The irony of the modern food industry is that it has made the very thing it promised to make easier – the feeding of cities – infinitely more complex. We depend just as much on our gas-guzzling, chilled plug-in, ‘just-in-time’ food deliveries as ancient Romans did on foreign conquests, shipping and slaves – and our food system is no more secure, ethical or sustainable than Rome’s was. In both cases, the problem is one of scale. Rome was the monster of its day, stretching ancient food supply systems to breaking point. The same is true of the way we live now. Industrial supply chains are what sustain us as urban beings, yet we behave as though they were no big deal. Which no doubt suits those who supply our food just fine.

Chapter 3
Market and Supermarket
 

The shopping centre which can do more than fulfil practical shopping needs, the one that will afford an opportunity for cultural, social, civic and recreational activities will reap the greatest benefits.

Victor Gruen
1
 

 
The
Palazzo della Ragione
, Padua.

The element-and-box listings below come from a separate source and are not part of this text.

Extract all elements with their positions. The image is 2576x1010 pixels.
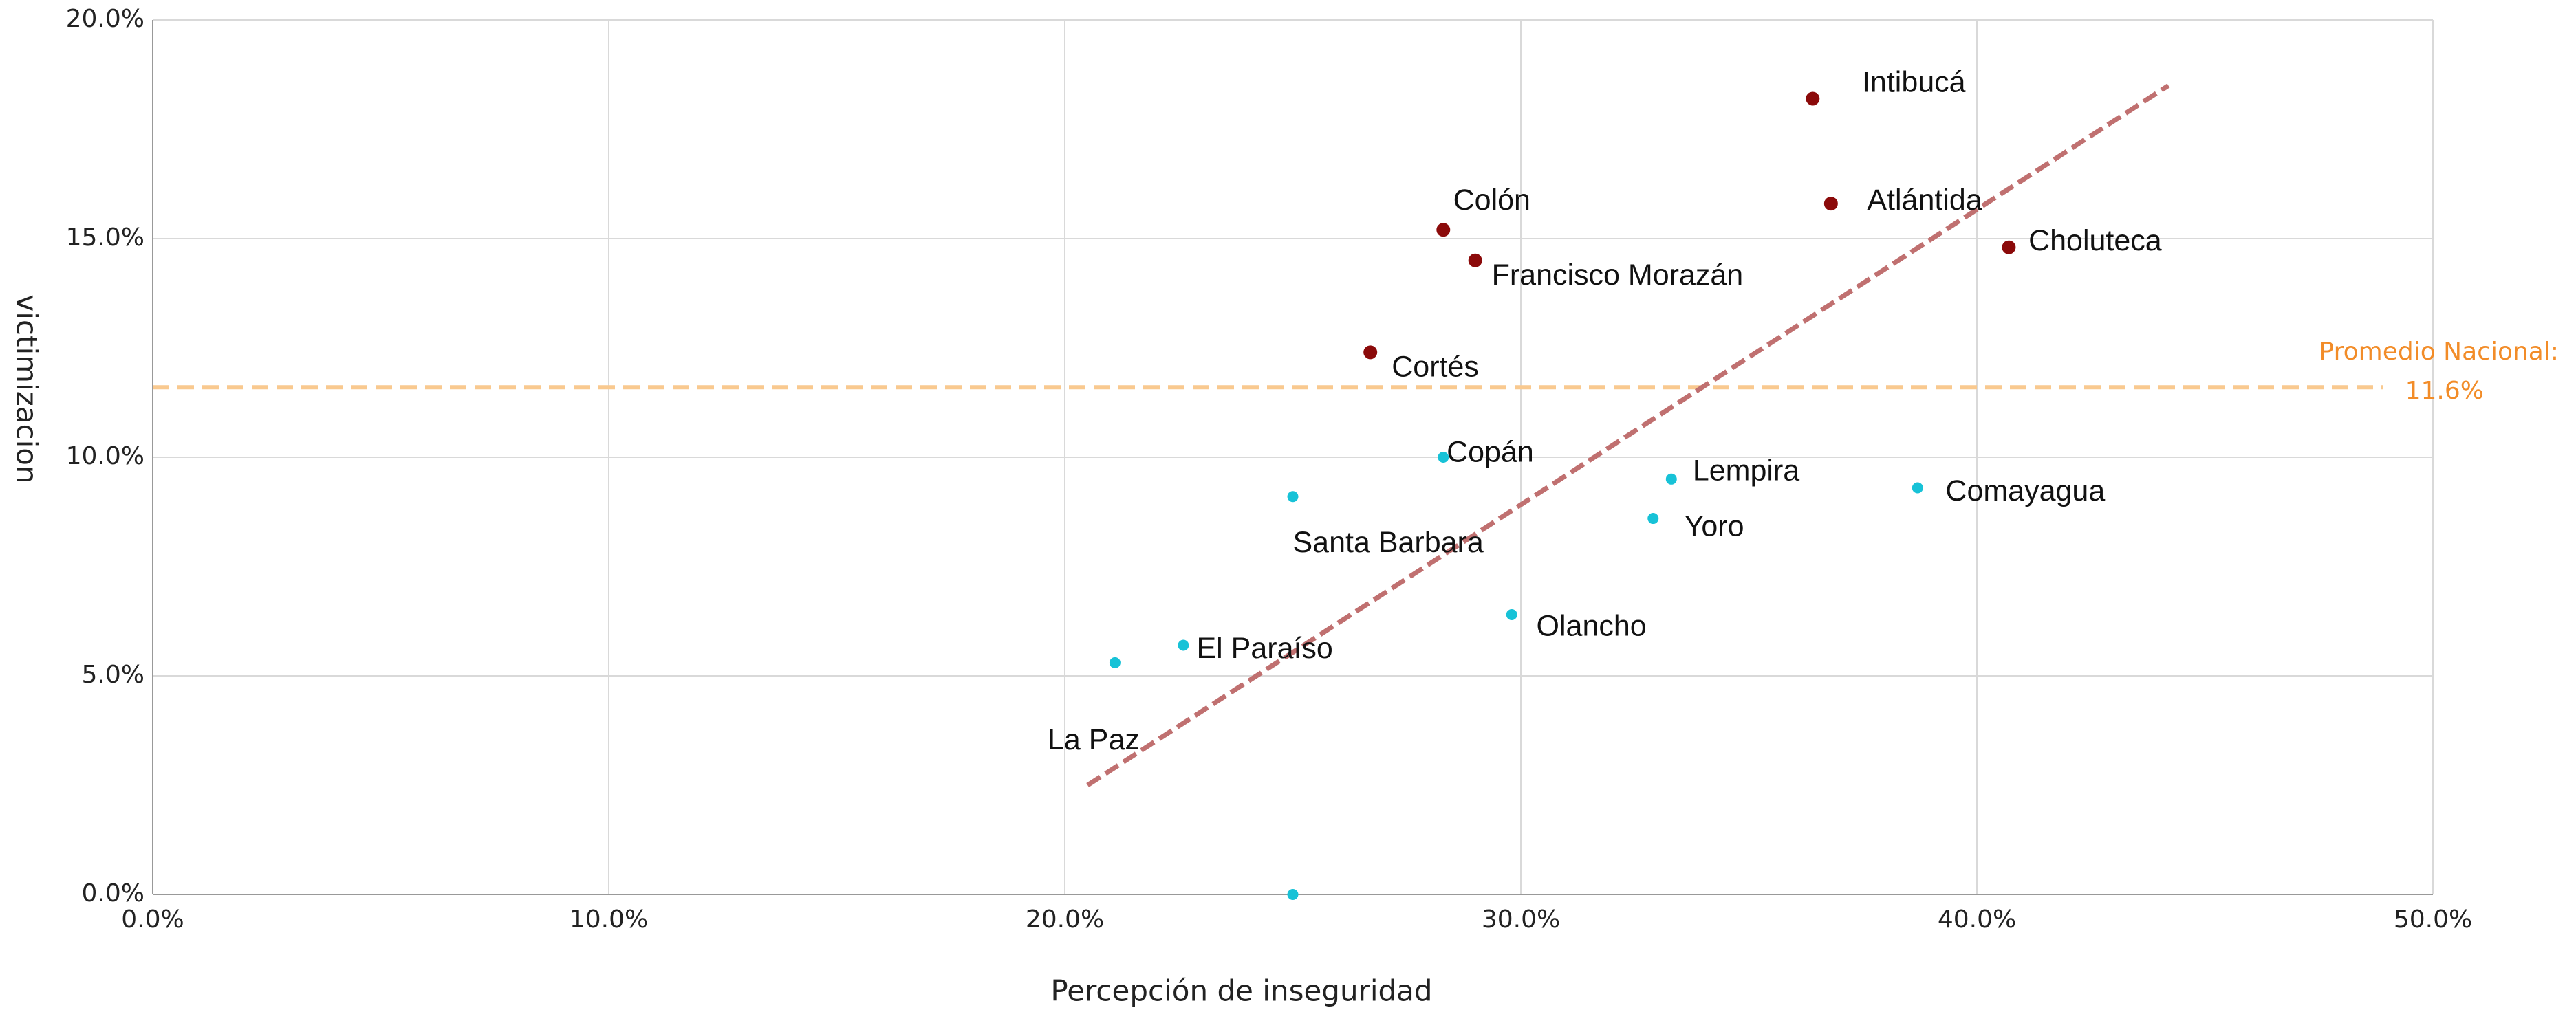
point [1806, 91, 1820, 106]
point [1287, 889, 1299, 900]
point-label: Comayagua [1945, 474, 2105, 507]
y-tick-label: 20.0% [66, 5, 144, 33]
x-tick-label: 40.0% [1938, 905, 2016, 934]
point [1436, 223, 1451, 237]
x-axis-title: Percepción de inseguridad [1050, 974, 1432, 1008]
y-tick-label: 0.0% [82, 879, 144, 908]
x-tick-label: 30.0% [1482, 905, 1560, 934]
average-value: 11.6% [2405, 377, 2484, 405]
y-tick-label: 5.0% [82, 661, 144, 689]
point-label: Atlántida [1867, 184, 1982, 217]
point [1912, 482, 1923, 494]
point-label: Colón [1453, 184, 1530, 217]
point [1468, 253, 1482, 267]
point-label: Yoro [1685, 510, 1744, 543]
x-tick-label: 50.0% [2394, 905, 2472, 934]
point-label: Choluteca [2028, 224, 2162, 257]
point-label: Lempira [1693, 454, 1799, 487]
x-tick-label: 0.0% [121, 905, 184, 934]
x-tick-label: 20.0% [1026, 905, 1104, 934]
point-label: Intibucá [1862, 65, 1966, 98]
point [1287, 491, 1299, 503]
point-label: Santa Barbara [1293, 526, 1484, 559]
point [2002, 240, 2016, 254]
point [1109, 657, 1121, 668]
point-label: Cortés [1392, 351, 1479, 384]
y-tick-label: 15.0% [66, 223, 144, 252]
point [1647, 513, 1659, 525]
point-label: Olancho [1537, 609, 1647, 642]
point-label: Francisco Morazán [1492, 259, 1744, 292]
point [1665, 473, 1677, 485]
point [1178, 639, 1189, 651]
trendline [1086, 83, 2170, 787]
y-tick-label: 10.0% [66, 442, 144, 470]
point [1438, 452, 1449, 463]
point [1823, 197, 1838, 211]
point [1506, 608, 1517, 620]
point-label: El Paraíso [1196, 632, 1332, 665]
y-axis-title: victimizacion [10, 294, 44, 483]
point [1363, 345, 1378, 360]
point-label: Copán [1447, 436, 1534, 469]
average-label: Promedio Nacional: [2319, 338, 2559, 366]
point-label: La Paz [1048, 723, 1140, 756]
x-tick-label: 10.0% [570, 905, 648, 934]
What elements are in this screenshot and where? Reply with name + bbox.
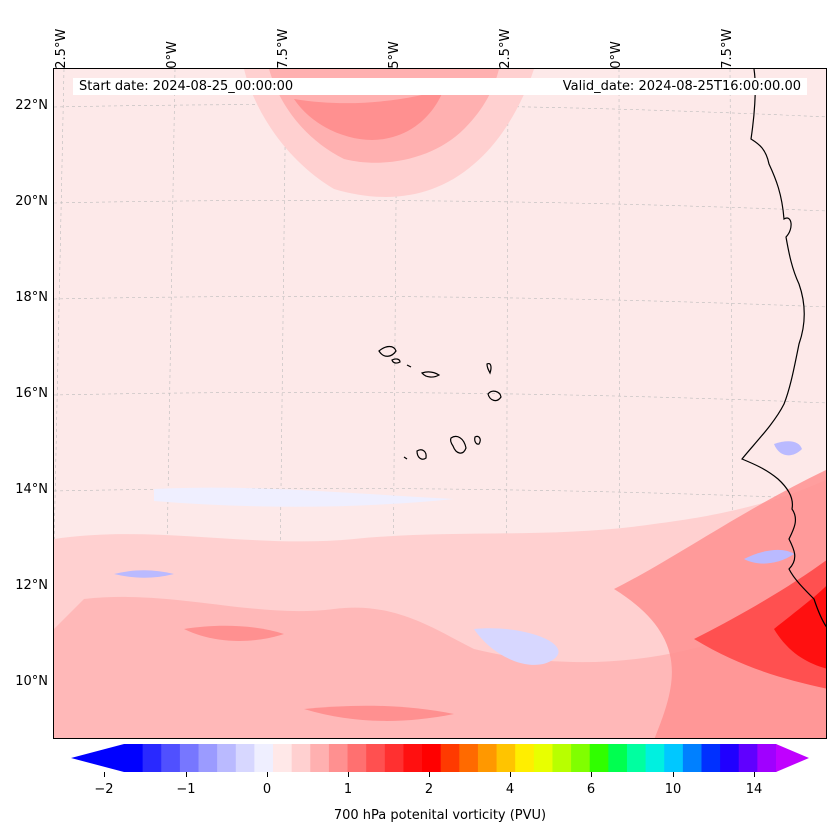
colorbar-segment [161, 744, 181, 772]
colorbar-segment [273, 744, 293, 772]
colorbar-tick-label: 1 [343, 782, 353, 797]
cape-verde-islands [378, 345, 502, 460]
colorbar-over-triangle [776, 744, 809, 772]
colorbar-segment [142, 744, 162, 772]
colorbar-segment [496, 744, 516, 772]
colorbar-segment [235, 744, 255, 772]
colorbar-tickmark-7 [673, 772, 674, 777]
map-canvas [54, 69, 826, 738]
lat-label-14n: 14°N [15, 482, 48, 497]
colorbar-segment [757, 744, 777, 772]
map-plot-area [53, 68, 827, 739]
colorbar-tick-label: 10 [664, 782, 682, 797]
colorbar-tickmark-3 [348, 772, 349, 777]
colorbar-label: 700 hPa potenital vorticity (PVU) [333, 808, 547, 823]
africa-coastline [741, 69, 826, 628]
colorbar-segment [515, 744, 535, 772]
colorbar-segment [552, 744, 572, 772]
colorbar-segment [459, 744, 479, 772]
colorbar-tick-label: −2 [94, 782, 114, 797]
start-date-label: Start date: 2024-08-25_00:00:00 [73, 78, 551, 95]
colorbar-segment [217, 744, 237, 772]
colorbar-segment [720, 744, 740, 772]
colorbar-under-triangle [71, 744, 124, 772]
colorbar-segment [124, 744, 144, 772]
colorbar-segment [440, 744, 460, 772]
lat-label-10n: 10°N [15, 674, 48, 689]
colorbar-segment [701, 744, 721, 772]
colorbar-tickmark-0 [104, 772, 105, 777]
colorbar-segment [198, 744, 218, 772]
valid-date-label: Valid_date: 2024-08-25T16:00:00.00 [539, 78, 807, 95]
colorbar-tickmark-6 [591, 772, 592, 777]
colorbar-tickmark-1 [186, 772, 187, 777]
colorbar-segment [310, 744, 330, 772]
colorbar-segment [626, 744, 647, 772]
colorbar-tick-label: 4 [505, 782, 515, 797]
colorbar-segment [422, 744, 442, 772]
colorbar-segment [589, 744, 609, 772]
colorbar-segment [328, 744, 349, 772]
lat-label-12n: 12°N [15, 578, 48, 593]
colorbar-tickmark-2 [267, 772, 268, 777]
colorbar-segment [664, 744, 684, 772]
colorbar-segments [124, 744, 777, 772]
colorbar-tick-label: 14 [745, 782, 763, 797]
pv-south-band [54, 479, 826, 738]
colorbar-tick-label: 6 [586, 782, 596, 797]
colorbar-tick-label: −1 [176, 782, 196, 797]
colorbar-tickmark-4 [429, 772, 430, 777]
colorbar-segment [254, 744, 274, 772]
lat-label-18n: 18°N [15, 290, 48, 305]
lat-label-20n: 20°N [15, 194, 48, 209]
colorbar-segment [477, 744, 498, 772]
colorbar-tick-label: 0 [262, 782, 272, 797]
colorbar [71, 744, 809, 772]
colorbar-segment [645, 744, 665, 772]
pv-coastal-high [614, 441, 826, 738]
colorbar-segment [403, 744, 423, 772]
colorbar-segment [366, 744, 386, 772]
colorbar-segment [384, 744, 404, 772]
colorbar-segment [291, 744, 311, 772]
colorbar-tickmark-8 [754, 772, 755, 777]
colorbar-tick-label: 2 [424, 782, 434, 797]
lat-label-22n: 22°N [15, 98, 48, 113]
colorbar-segment [179, 744, 200, 772]
colorbar-segment [608, 744, 628, 772]
colorbar-segment [571, 744, 591, 772]
colorbar-segment [533, 744, 553, 772]
colorbar-tickmark-5 [510, 772, 511, 777]
colorbar-segment [738, 744, 758, 772]
lat-label-16n: 16°N [15, 386, 48, 401]
colorbar-segment [682, 744, 702, 772]
colorbar-segment [347, 744, 367, 772]
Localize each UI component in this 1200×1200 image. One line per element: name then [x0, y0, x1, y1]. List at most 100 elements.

Town hall and market together at the heart of the city.
 
Borough Market, London
 

Friday lunchtime, on a cold, wet day in February. Opposite Southwark Cathedral, an assortment of white vans, cardboard boxes and debris shelters under a dripping railway viaduct. Trains rumble overhead, sending shock waves through the brickwork, pigeons peck distractedly at the ground. This is London at its gloomiest, but not all here is gloom. Stretched between two iron columns is a green banner that reads
Borough Food Market – Knowledge, Service, Traceability – Handy for all your food shopping
. Beneath it, a clutch of food stalls, awnings aglow with fairy lights, burst with an improbable range of produce: organic pork and wild rabbit, stuffed olives and ‘urban honey’, rustic bread and round yellow cheeses the size of car tyres. The place is heaving. Herds of tourists in rainproof jackets jostle with City types in pinstriped suits and cashmere overcoats. ‘Let the Feasting Begin!’ roars one of the latter to his two companions, who, to judge from their startled looks, are new to this latest form of urban grazing. ‘Just Wander and Eat, Wander and Eat Some More!’ adds Gargantua, before plunging off into the fray.